Flaxleaf monardella, narrowleaf monardella
South and central California, northwest Arizona and parts of Nevada
Woodland, chaparral, rocky places; generally dry, open locations, up to 10,000 feet
Opposite, linear, green or greyish, up to 1.3 inches long and 0.4 inches wide
June to September
Monardella linoides is mainly found in the southern Sierra Nevada and other ranges in south California, together with small areas of Arizona and Nevada. It grows over a range of elevations and habitats resulting in varied characteristics, and five subspecies have been identified, differing in such aspects as leaf and bract width, bract shape and peduncle length.
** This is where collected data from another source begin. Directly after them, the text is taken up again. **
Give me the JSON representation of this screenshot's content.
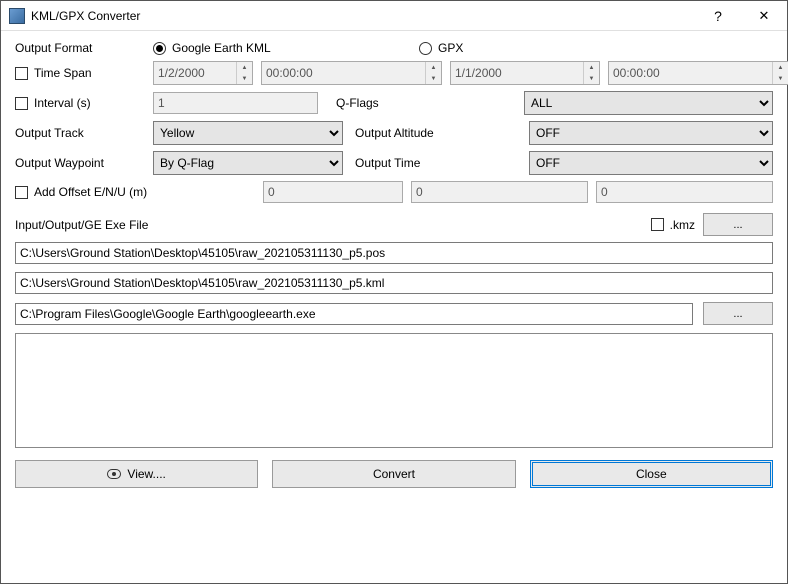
{
  "title": "KML/GPX Converter",
  "labels": {
    "output_format": "Output Format",
    "time_span": "Time Span",
    "interval": "Interval (s)",
    "qflags": "Q-Flags",
    "output_track": "Output Track",
    "output_altitude": "Output Altitude",
    "output_waypoint": "Output Waypoint",
    "output_time": "Output Time",
    "add_offset": "Add Offset E/N/U (m)",
    "io_section": "Input/Output/GE Exe File",
    "kmz": ".kmz",
    "browse": "...",
    "view": "View....",
    "convert": "Convert",
    "close": "Close"
  },
  "format": {
    "kml": "Google Earth KML",
    "gpx": "GPX",
    "selected": "kml"
  },
  "timespan": {
    "date_start": "1/2/2000",
    "time_start": "00:00:00",
    "date_end": "1/1/2000",
    "time_end": "00:00:00"
  },
  "interval_value": "1",
  "qflags_value": "ALL",
  "track_value": "Yellow",
  "altitude_value": "OFF",
  "waypoint_value": "By Q-Flag",
  "time_value": "OFF",
  "offset": {
    "e": "0",
    "n": "0",
    "u": "0"
  },
  "paths": {
    "input": "C:\\Users\\Ground Station\\Desktop\\45105\\raw_202105311130_p5.pos",
    "output": "C:\\Users\\Ground Station\\Desktop\\45105\\raw_202105311130_p5.kml",
    "ge_exe": "C:\\Program Files\\Google\\Google Earth\\googleearth.exe"
  }
}
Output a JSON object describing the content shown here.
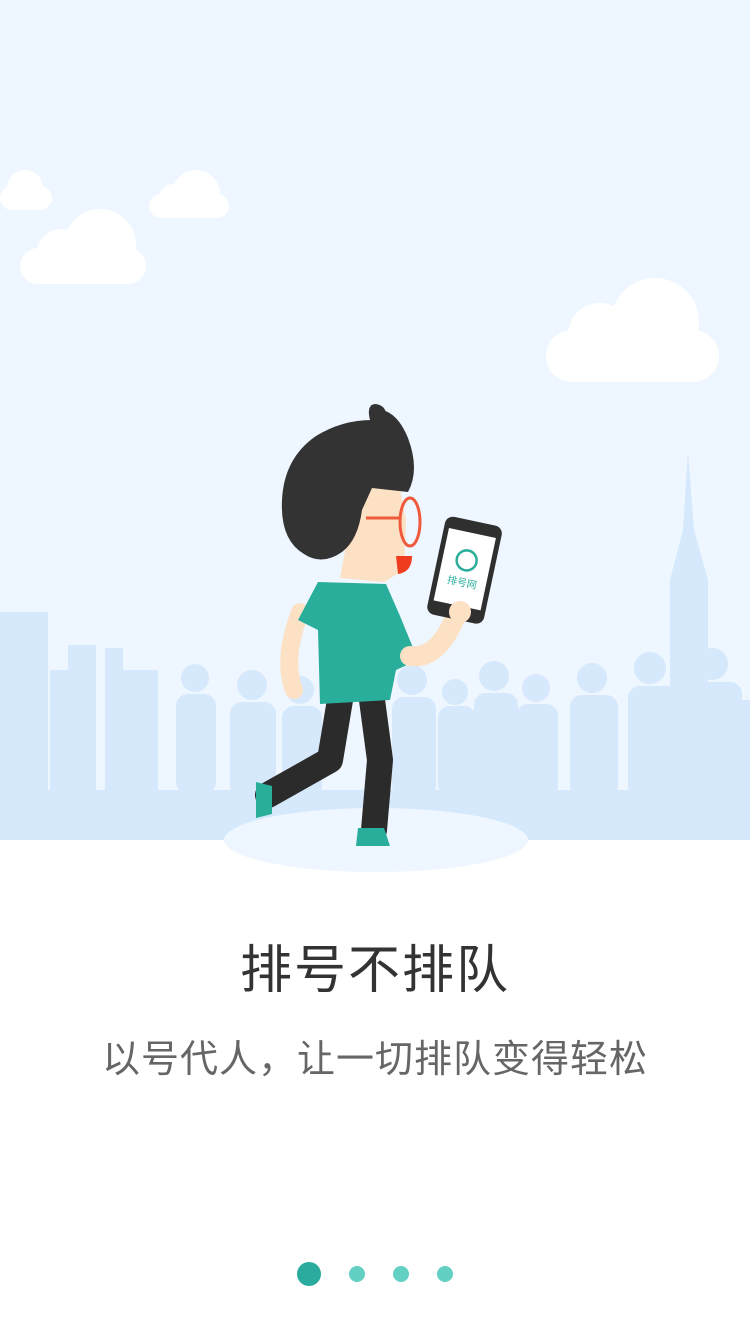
{
  "app": {
    "logo_text": "排号网"
  },
  "onboarding": {
    "title": "排号不排队",
    "subtitle": "以号代人，让一切排队变得轻松",
    "page_count": 4,
    "active_page": 1
  },
  "illustration": {
    "subject": "man-with-phone",
    "colors": {
      "sky": "#eef6ff",
      "cloud": "#ffffff",
      "skyline": "#d6e8fb",
      "shirt": "#2aae9c",
      "hair": "#333333",
      "skin": "#fde1c4",
      "glasses": "#ef5a3c",
      "pants": "#2b2b2b",
      "shoes": "#2aae9c",
      "phone": "#2f2f2f"
    }
  },
  "colors": {
    "accent": "#2aab9d",
    "dot_inactive": "#62d0c3",
    "title": "#333333",
    "subtitle": "#666666"
  }
}
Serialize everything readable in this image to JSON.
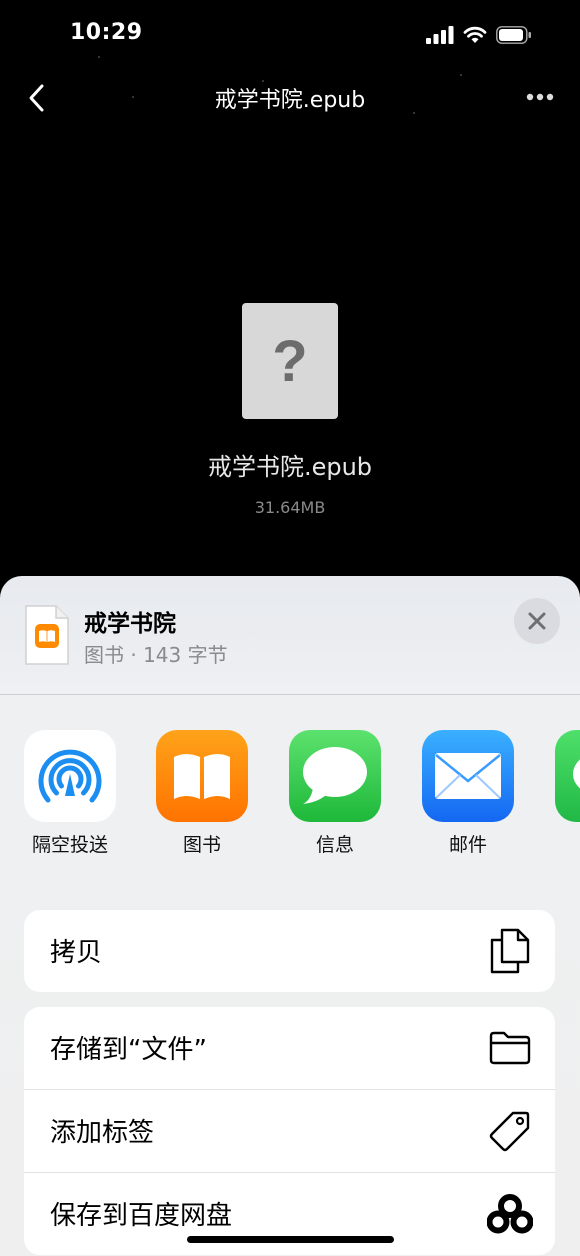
{
  "status_bar": {
    "time": "10:29"
  },
  "nav": {
    "title": "戒学书院.epub"
  },
  "preview": {
    "glyph": "?",
    "file_name": "戒学书院.epub",
    "file_size": "31.64MB"
  },
  "sheet": {
    "title": "戒学书院",
    "subtitle": "图书 · 143 字节",
    "apps": [
      {
        "label": "隔空投送",
        "icon": "airdrop-icon"
      },
      {
        "label": "图书",
        "icon": "books-icon"
      },
      {
        "label": "信息",
        "icon": "messages-icon"
      },
      {
        "label": "邮件",
        "icon": "mail-icon"
      }
    ],
    "actions_group1": [
      {
        "label": "拷贝",
        "icon": "copy-icon"
      }
    ],
    "actions_group2": [
      {
        "label": "存储到“文件”",
        "icon": "folder-icon"
      },
      {
        "label": "添加标签",
        "icon": "tag-icon"
      },
      {
        "label": "保存到百度网盘",
        "icon": "baidu-netdisk-icon"
      }
    ]
  },
  "colors": {
    "books_orange": "#FF8A00",
    "messages_green": "#34C759",
    "mail_blue": "#1E8BFF",
    "airdrop_blue": "#1C8EF1"
  }
}
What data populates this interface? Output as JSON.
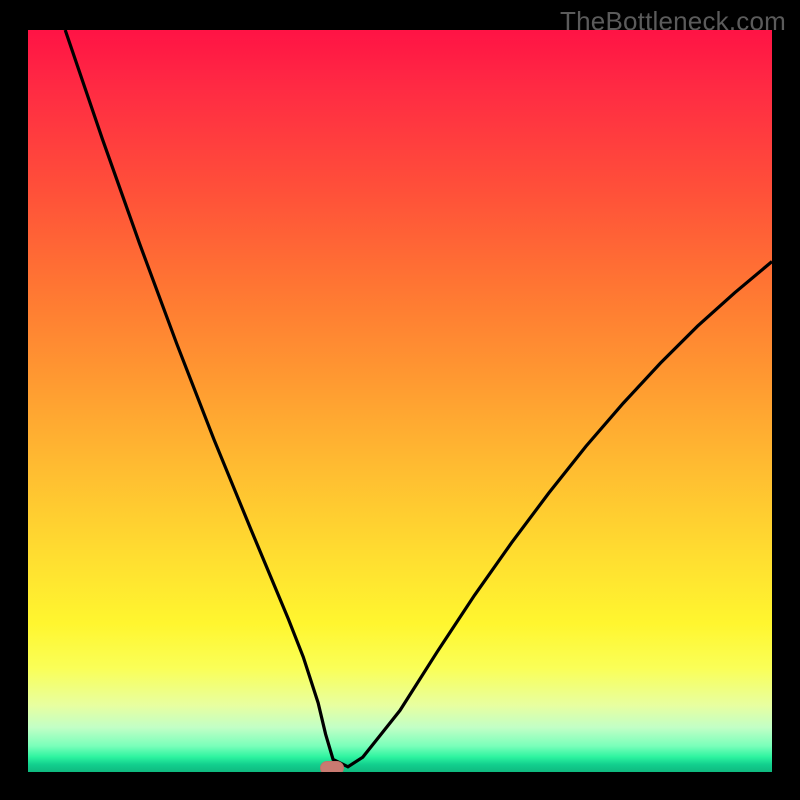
{
  "watermark": "TheBottleneck.com",
  "colors": {
    "background": "#000000",
    "curve": "#000000",
    "marker": "#c97a71"
  },
  "chart_data": {
    "type": "line",
    "title": "",
    "xlabel": "",
    "ylabel": "",
    "xlim": [
      0,
      100
    ],
    "ylim": [
      0,
      100
    ],
    "series": [
      {
        "name": "bottleneck-curve",
        "x": [
          5,
          10,
          15,
          20,
          25,
          30,
          35,
          37,
          39,
          40,
          41,
          43,
          45,
          50,
          55,
          60,
          65,
          70,
          75,
          80,
          85,
          90,
          95,
          100
        ],
        "y": [
          100,
          85.3,
          71.2,
          57.7,
          44.8,
          32.6,
          20.6,
          15.5,
          9.3,
          5.1,
          1.7,
          0.7,
          2.0,
          8.3,
          16.2,
          23.8,
          30.9,
          37.6,
          43.9,
          49.7,
          55.1,
          60.1,
          64.6,
          68.8
        ]
      }
    ],
    "marker": {
      "x": 40.9,
      "y": 0.6
    },
    "annotations": []
  }
}
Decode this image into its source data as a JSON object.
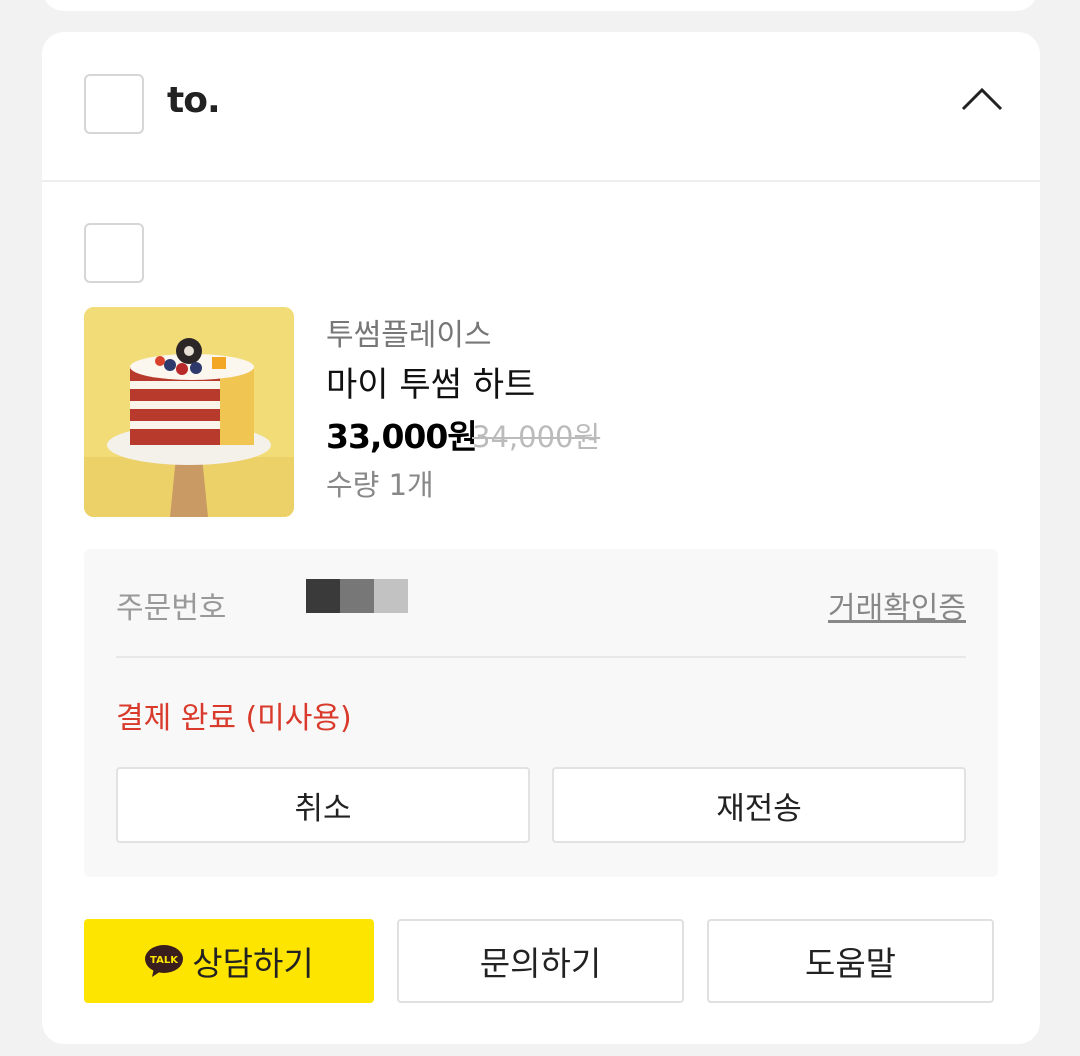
{
  "header": {
    "recipient": "to."
  },
  "product": {
    "shop": "투썸플레이스",
    "name": "마이 투썸 하트",
    "price": "33,000원",
    "original_price": "34,000원",
    "quantity": "수량 1개"
  },
  "order": {
    "number_label": "주문번호",
    "receipt_link": "거래확인증",
    "status": "결제 완료 (미사용)",
    "status_color": "#d93a2b",
    "cancel_label": "취소",
    "resend_label": "재전송"
  },
  "actions": {
    "consult_label": "상담하기",
    "consult_icon_text": "TALK",
    "inquiry_label": "문의하기",
    "help_label": "도움말",
    "kakao_color": "#fee500"
  }
}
Plants produce several stems, branching from the base; they are evenly covered by short, recurved hairs, not spreading. The narrow leaves are in opposite pairs, quite well-separated from adjacent nodes. The inflorescence is a tight cluster, one or more per stem, containing several dozen flowers, of which only a few are in bloom together. The five-lobed calyces have a covering of short, stiff, spreading hairs, while the pink to purple corollas are also hairy on the outside; they have a two-lobed upper lip and a three-lobed lower lip. The stamens are exserted. Flower clusters are subtended by thin, ovate, prominently-veined bracts, green to pinkish or light brown, hairy along the margins and upper surfaces, and up to one inch in length.